The league said nearly 100 original posts cleared 100,000 views across social platforms during the six-week run, while more than 100 organic shares from ESPN, Barstool Sports, Bleacher Report, Overtime, FanDuel, The Score, Jomboy Media, Front Office Sports, Ballislife, Complex and others produced more than 10 million additional views. SlamBall also said its engagement rate topped 6 percent, compared with a 1.62 percent average for the competition it tracked, and that its Twitter engagement rate of .464 percent was more than four times the average it cited. Mason Gordon, who created SlamBall with Mike Tollin in 1999, said the goal had been to build “the UFC for team sports,” and the league argued the season showed the property was moving in that direction.

That business case got a financial lift before the first ball went up. SlamBall raised an $11 million Series A led by Roger Ehrenberg’s IA Sports Ventures and Eberg Capital, with David Blitzer, David Adelman, Michael Rubin, Gary Vaynerchuk and Blake Griffin among the publicly named backers. Those investors gave the reboot a real-money runway, not just a reunion tour, and the league said the response from cities, parties and event partners was already forcing it to rethink where future events might be staged.

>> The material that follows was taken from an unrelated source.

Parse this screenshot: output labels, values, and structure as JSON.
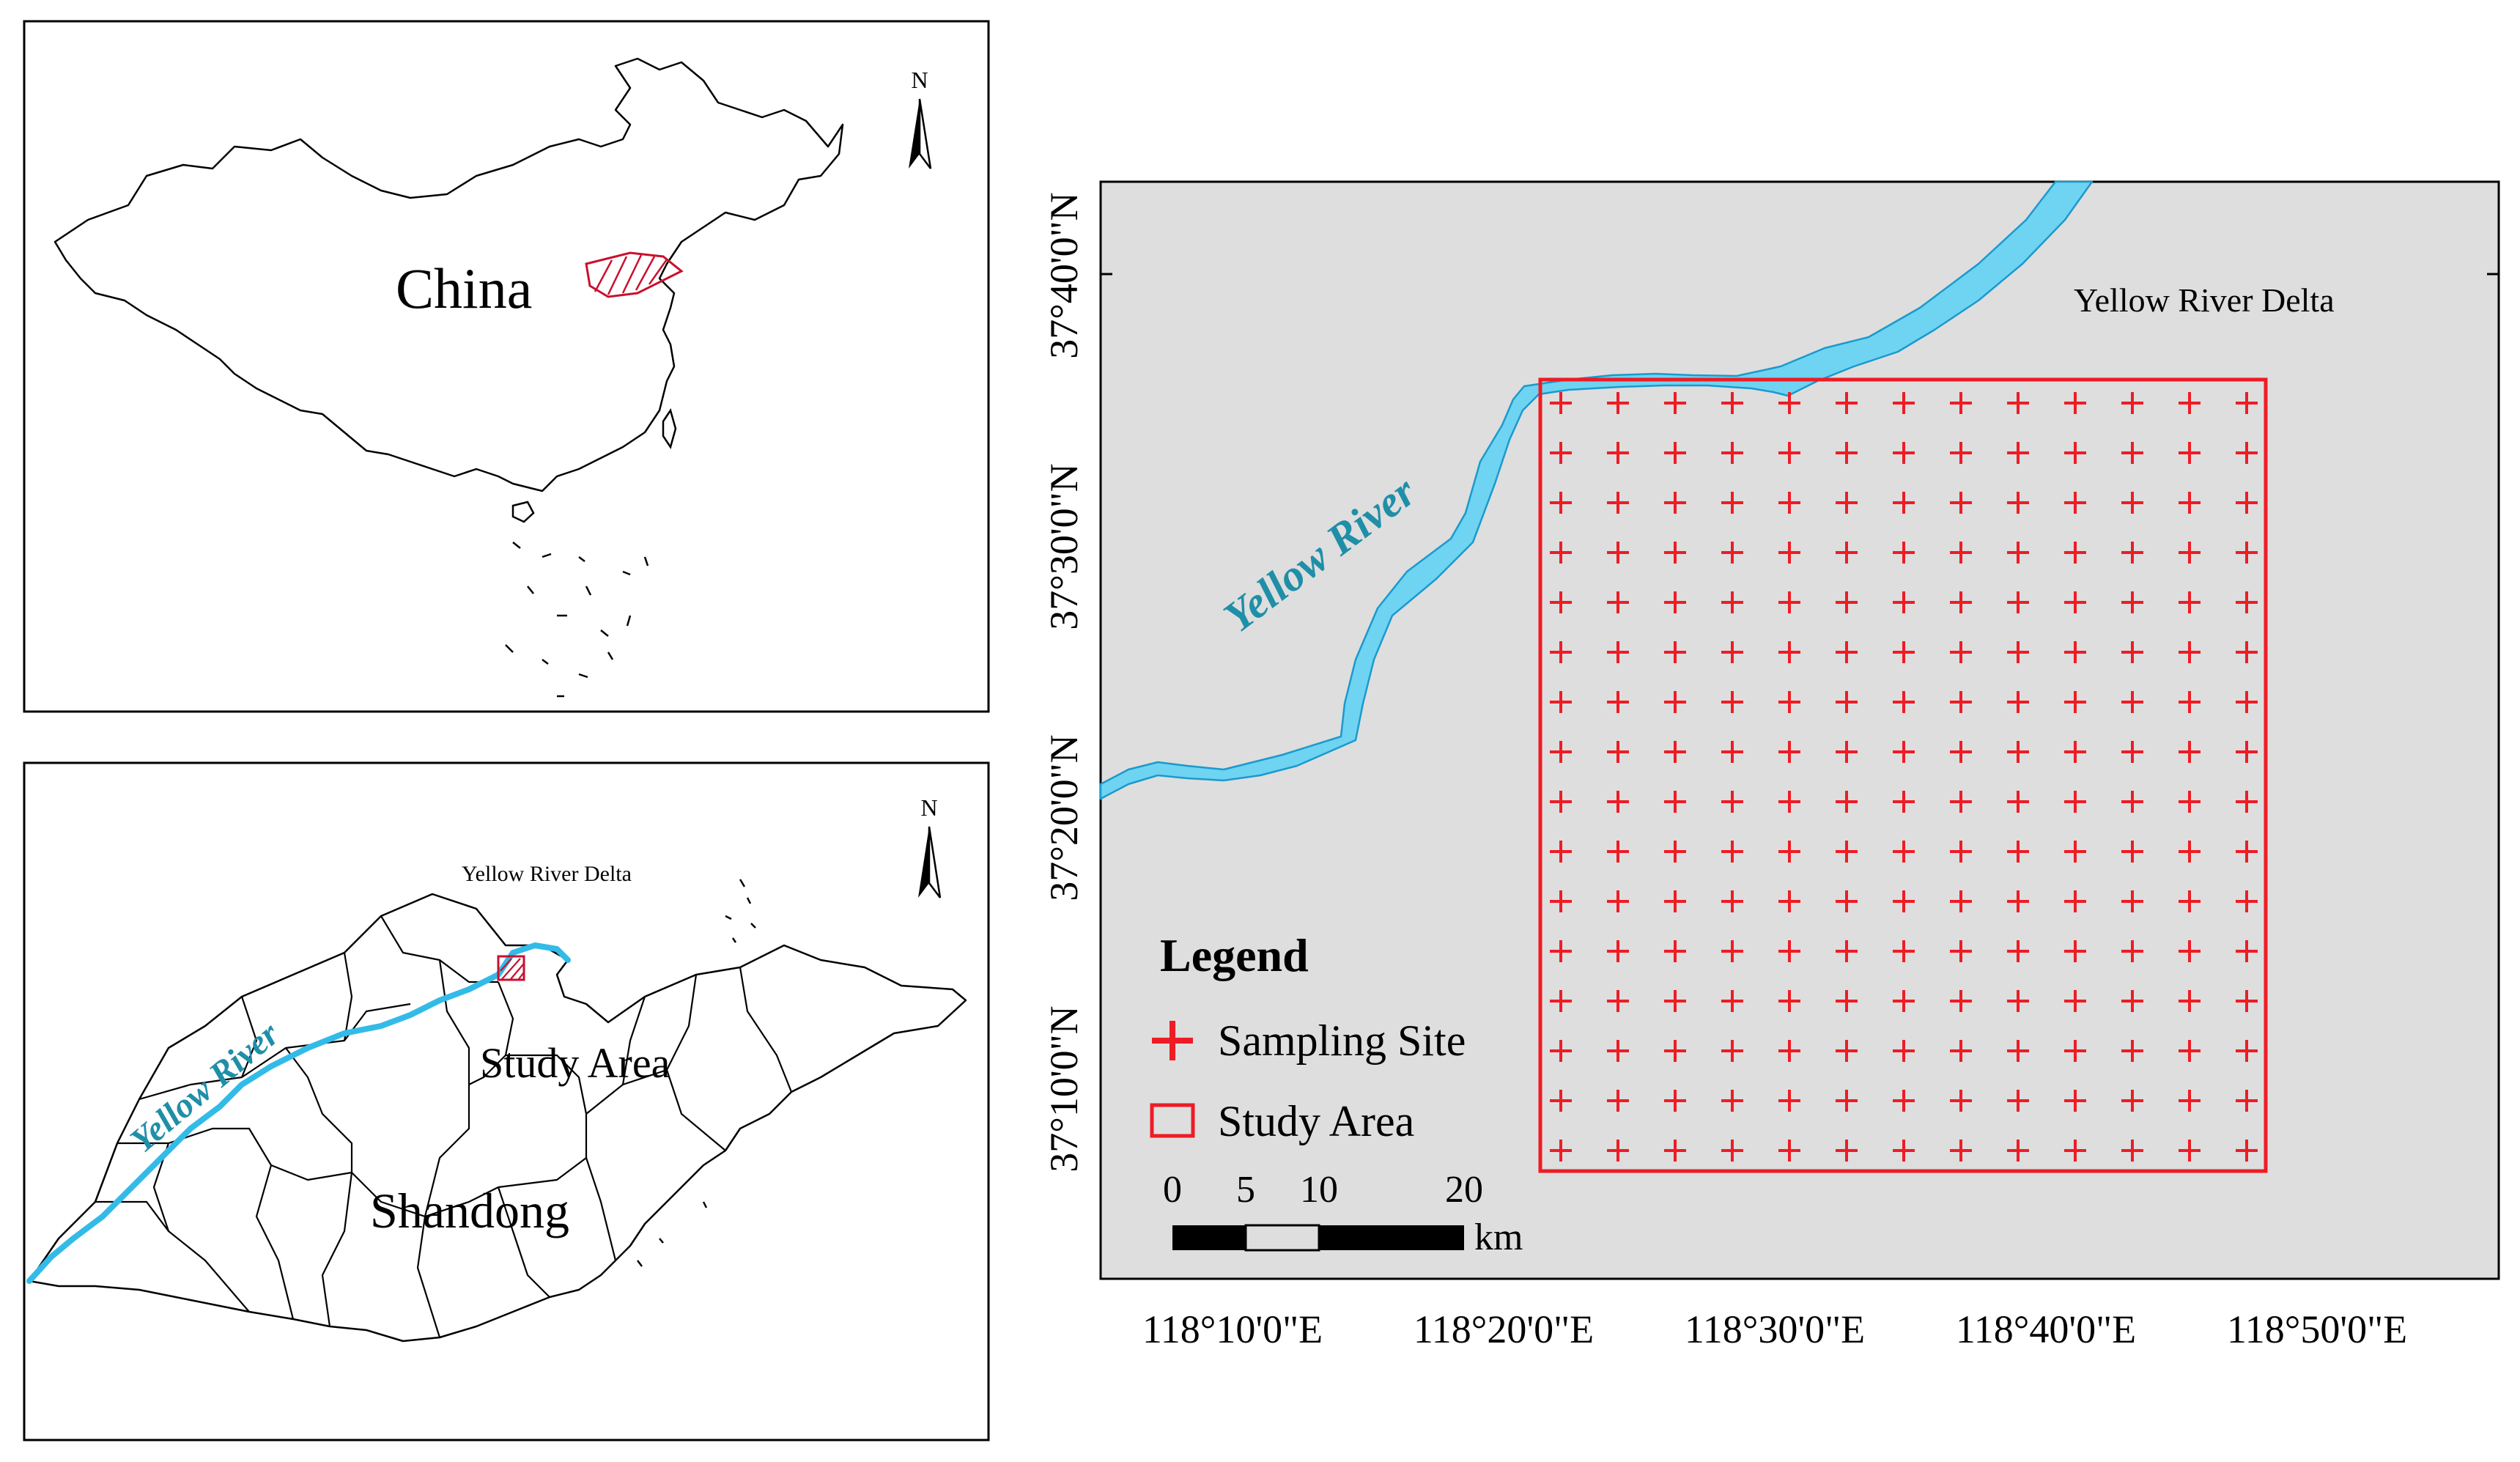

Broadcast was the other pillar. SlamBall announced an exclusive two-year national rights deal with ESPN for the 2023 and 2024 seasons on June 21, 2023, and ESPN said the 2023 schedule would begin July 21 with more than 30 hours of live programming across ESPN, ESPN2 and ESPN+ over five weekends. ESPN later described the run as more than 60 hours of action across its platforms, ending with the championship game on Aug. 17 on ESPN2. The league’s Las Vegas residency made the product easier to package, but it also made the media numbers the clearest test of whether the format could travel.

That test is still incomplete. ESPN did not release a full ratings breakdown, and one telecast drew about 212,000 viewers, a reminder that social momentum is not the same thing as a durable audience. SlamBall said sold-out crowds reached 2,500 at Cox Pavilion and that fans came from more than 20 states and countries including China, Germany, Denmark, Canada and the UK, but the next step is whether those bursts turn into more dates, more inventory and more sponsor confidence.